Door Gert van Maanen - Foto rechts: Life Magazine - 28-02-2025 - Recensie
Vernuftig vogels observeren in het vrije veld met vier vragen in het achterhoofd. Gedragsbioloog Roelke Posthumus schetst als insider de wereld van Nico Tinbergen en zijn ethologisch reveil.
Links: omslag kinderboek Klieuw. Rechts: Tinbergen verft kippeneieren op veldwerk in Meijendel. Foto rechts: Life Magazine
Vernuftig vogels observeren in het vrije veld met vier vragen in het achterhoofd. Gedragsbioloog Roelke Posthumus schetst als insider de wereld van Nico Tinbergen en zijn ethologisch reveil.
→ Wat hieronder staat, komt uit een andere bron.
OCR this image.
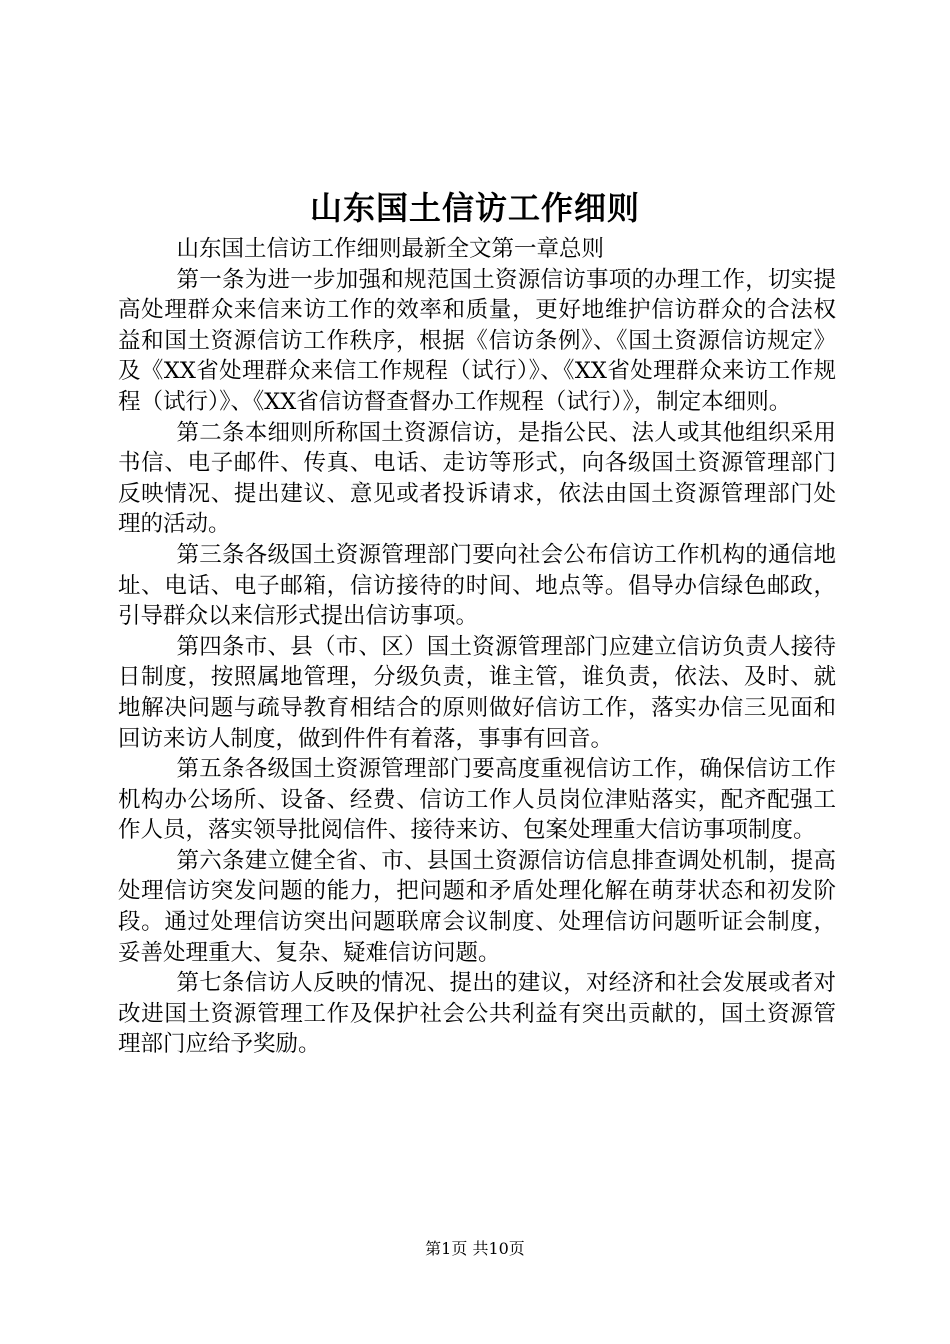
山东国土信访工作细则

山东国土信访工作细则最新全文第一章总则

第一条为进一步加强和规范国土资源信访事项的办理工作，切实提高处理群众来信来访工作的效率和质量，更好地维护信访群众的合法权益和国土资源信访工作秩序，根据《信访条例》、《国土资源信访规定》及《XX省处理群众来信工作规程（试行）》、《XX省处理群众来访工作规程（试行）》、《XX省信访督查督办工作规程（试行）》，制定本细则。

第二条本细则所称国土资源信访，是指公民、法人或其他组织采用书信、电子邮件、传真、电话、走访等形式，向各级国土资源管理部门反映情况、提出建议、意见或者投诉请求，依法由国土资源管理部门处理的活动。

第三条各级国土资源管理部门要向社会公布信访工作机构的通信地址、电话、电子邮箱，信访接待的时间、地点等。倡导办信绿色邮政，引导群众以来信形式提出信访事项。

第四条市、县（市、区）国土资源管理部门应建立信访负责人接待日制度，按照属地管理，分级负责，谁主管，谁负责，依法、及时、就地解决问题与疏导教育相结合的原则做好信访工作，落实办信三见面和回访来访人制度，做到件件有着落，事事有回音。

第五条各级国土资源管理部门要高度重视信访工作，确保信访工作机构办公场所、设备、经费、信访工作人员岗位津贴落实，配齐配强工作人员，落实领导批阅信件、接待来访、包案处理重大信访事项制度。

第六条建立健全省、市、县国土资源信访信息排查调处机制，提高处理信访突发问题的能力，把问题和矛盾处理化解在萌芽状态和初发阶段。通过处理信访突出问题联席会议制度、处理信访问题听证会制度，妥善处理重大、复杂、疑难信访问题。

第七条信访人反映的情况、提出的建议，对经济和社会发展或者对改进国土资源管理工作及保护社会公共利益有突出贡献的，国土资源管理部门应给予奖励。

第1页 共10页
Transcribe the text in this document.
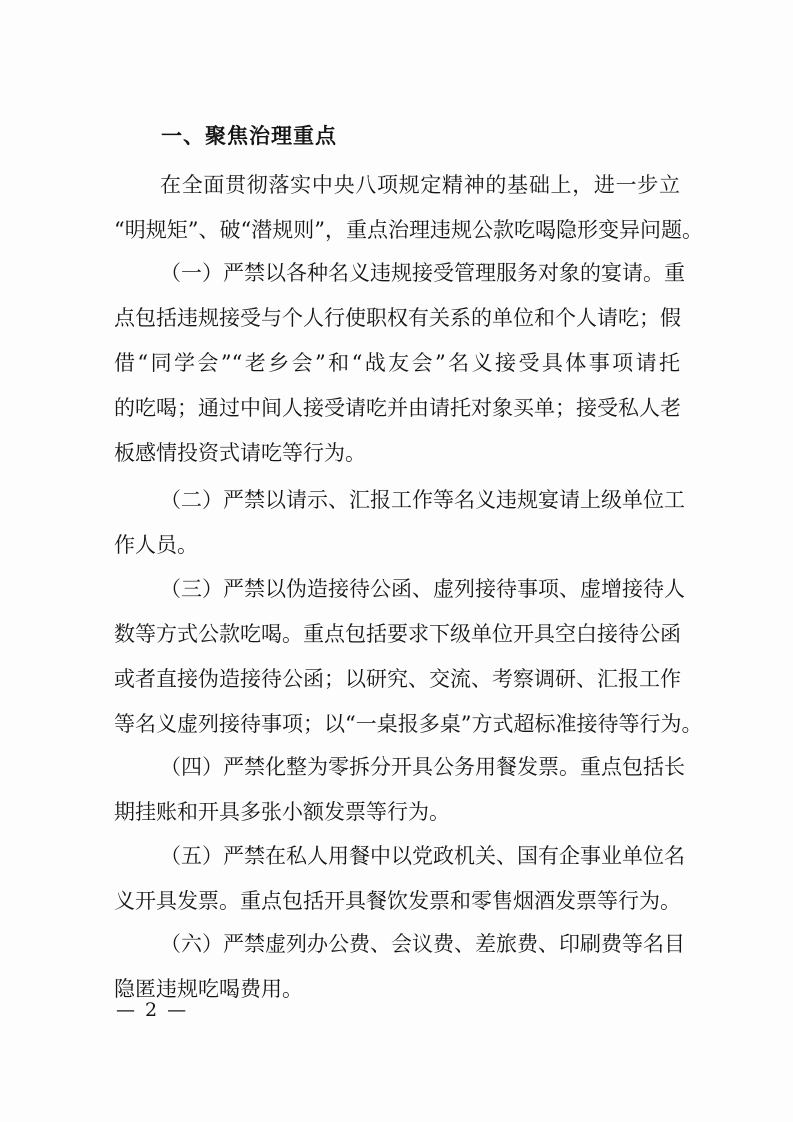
一、聚焦治理重点
在全面贯彻落实中央八项规定精神的基础上，进一步立
“明规矩”、破“潜规则”，重点治理违规公款吃喝隐形变异问题。
（一）严禁以各种名义违规接受管理服务对象的宴请。重
点包括违规接受与个人行使职权有关系的单位和个人请吃；假
借“同学会”“老乡会”和“战友会”名义接受具体事项请托
的吃喝；通过中间人接受请吃并由请托对象买单；接受私人老
板感情投资式请吃等行为。
（二）严禁以请示、汇报工作等名义违规宴请上级单位工
作人员。
（三）严禁以伪造接待公函、虚列接待事项、虚增接待人
数等方式公款吃喝。重点包括要求下级单位开具空白接待公函
或者直接伪造接待公函；以研究、交流、考察调研、汇报工作
等名义虚列接待事项；以“一桌报多桌”方式超标准接待等行为。
（四）严禁化整为零拆分开具公务用餐发票。重点包括长
期挂账和开具多张小额发票等行为。
（五）严禁在私人用餐中以党政机关、国有企事业单位名
义开具发票。重点包括开具餐饮发票和零售烟酒发票等行为。
（六）严禁虚列办公费、会议费、差旅费、印刷费等名目
隐匿违规吃喝费用。
— 2 —
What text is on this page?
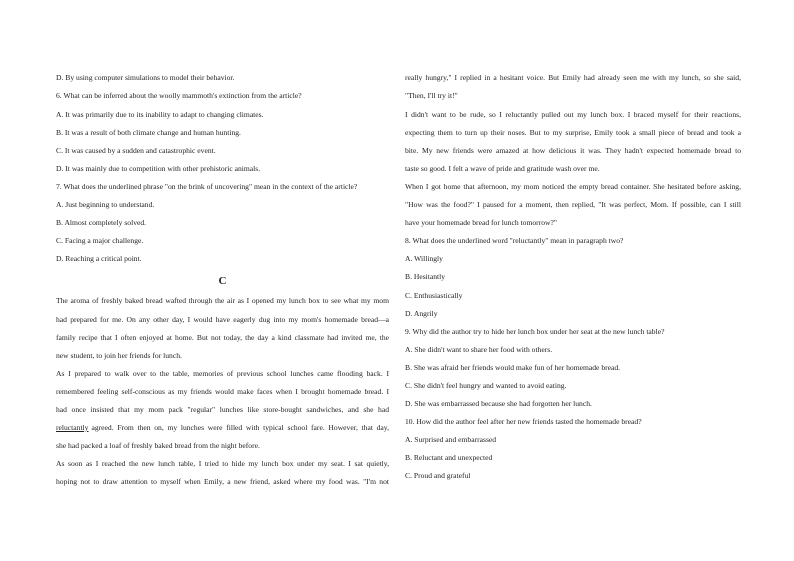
D. By using computer simulations to model their behavior.
6. What can be inferred about the woolly mammoth's extinction from the article?
A. It was primarily due to its inability to adapt to changing climates.
B. It was a result of both climate change and human hunting.
C. It was caused by a sudden and catastrophic event.
D. It was mainly due to competition with other prehistoric animals.
7. What does the underlined phrase "on the brink of uncovering" mean in the context of the article?
A. Just beginning to understand.
B. Almost completely solved.
C. Facing a major challenge.
D. Reaching a critical point.
C
The aroma of freshly baked bread wafted through the air as I opened my lunch box to see what my mom
had prepared for me. On any other day, I would have eagerly dug into my mom's homemade bread—a
family recipe that I often enjoyed at home. But not today, the day a kind classmate had invited me, the
new student, to join her friends for lunch.
As I prepared to walk over to the table, memories of previous school lunches came flooding back. I
remembered feeling self-conscious as my friends would make faces when I brought homemade bread. I
had once insisted that my mom pack "regular" lunches like store-bought sandwiches, and she had
reluctantly agreed. From then on, my lunches were filled with typical school fare. However, that day,
she had packed a loaf of freshly baked bread from the night before.
As soon as I reached the new lunch table, I tried to hide my lunch box under my seat. I sat quietly,
hoping not to draw attention to myself when Emily, a new friend, asked where my food was. "I'm not
really hungry," I replied in a hesitant voice. But Emily had already seen me with my lunch, so she said,
"Then, I'll try it!"
I didn't want to be rude, so I reluctantly pulled out my lunch box. I braced myself for their reactions,
expecting them to turn up their noses. But to my surprise, Emily took a small piece of bread and took a
bite. My new friends were amazed at how delicious it was. They hadn't expected homemade bread to
taste so good. I felt a wave of pride and gratitude wash over me.
When I got home that afternoon, my mom noticed the empty bread container. She hesitated before asking,
"How was the food?" I paused for a moment, then replied, "It was perfect, Mom. If possible, can I still
have your homemade bread for lunch tomorrow?"
8. What does the underlined word "reluctantly" mean in paragraph two?
A. Willingly
B. Hesitantly
C. Enthusiastically
D. Angrily
9. Why did the author try to hide her lunch box under her seat at the new lunch table?
A. She didn't want to share her food with others.
B. She was afraid her friends would make fun of her homemade bread.
C. She didn't feel hungry and wanted to avoid eating.
D. She was embarrassed because she had forgotten her lunch.
10. How did the author feel after her new friends tasted the homemade bread?
A. Surprised and embarrassed
B. Reluctant and unexpected
C. Proud and grateful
‘Door hun natuurminnende schoolmeesters daartoe aangezet, keken deze jongens en meisjes met geduld naar het wieken, draaien, klepperen en malen van vogels in het vrije veld, maakten tekeningen en foto’s en vroegen zich verwonderd af wat dit alles te betekenen had’, zo omschrijft bioloog Roelke Posthumus de geboorte van de ethologie in Scherpstellen. Een boek dat draait om de wereld van Nico Tinbergen (1907-1988), de enige Nederlandse bioloog die ooit een Nobelprijs kreeg. In 1973 deelde hij de Nobelprijs voor Fysiologie of Geneeskunde met twee andere pioniers in de gedragsleer, de Oostenrijkers Konrad Lorenz (‘inprenting’) en Karl von Frisch (‘bijendans’). Een echte aanleiding voor het boek is er niet, want een gedegen biografie ligt er al ruim twintig jaar (Nico’s natuur, Hans Kruuk, 2003), maar volgens Posthumus is de grote bijdrage van Nederlandse vogelaars en veldbiologen aan de gedragsbiologie bij het brede publiek ‘tamelijk onbekend’.
Persoonlijk
Zij kiest een persoonlijke aanpak en werkt vooral de ondertitel uit: hoe Niko Tinbergen en zijn vrienden ons leerden kijken. Dat ze als insider verslag doet wordt versterkt door voorbeelden uit haar studietijd en eigen onderzoek aan muizen en wegkijkende schoolkinderen en het veelvuldig – maar niet zo consistent – gebruik van voor- of bijnamen: Jan P., Jac P., Eli, Pelk, Frans, Gerard, Jaap en natuurlijk Nico en Lies. Posthumus is zelf tweedegraads leerling van Tinbergen en in Groningen opgeleid door de eerstegraads ethologen Gerard (Baerends) en Jaap (Kruijt). Het boek is te veel een opsomming van korte biografieën van leermeesters, tijdgenoten en leerlingen van Tinbergen. Allemaal mensen uit zijn tijd als leerling, vogelaar en fanatiek NJN-lid in Den Haag, als student biologie, promovendus en hoogleraar in Leiden en als gevierd hoogleraar en Nobelprijswinnaar in Oxford. Tot zijn leerlingen behoren bekende publicisten als Desmond Morris, Jane Goodall, Frans de Waal en Richard Dawkins. Ook Tinbergen was een begenadigd netwerker en publicist, van kinderboekjes over de zeemeeuw (Klieuw) tot de bestseller The Study of Instinct, en dan vergeet Posthumus nog zijn publicaties in en hoofdredacteurschap van het Vakblad voor Biologen.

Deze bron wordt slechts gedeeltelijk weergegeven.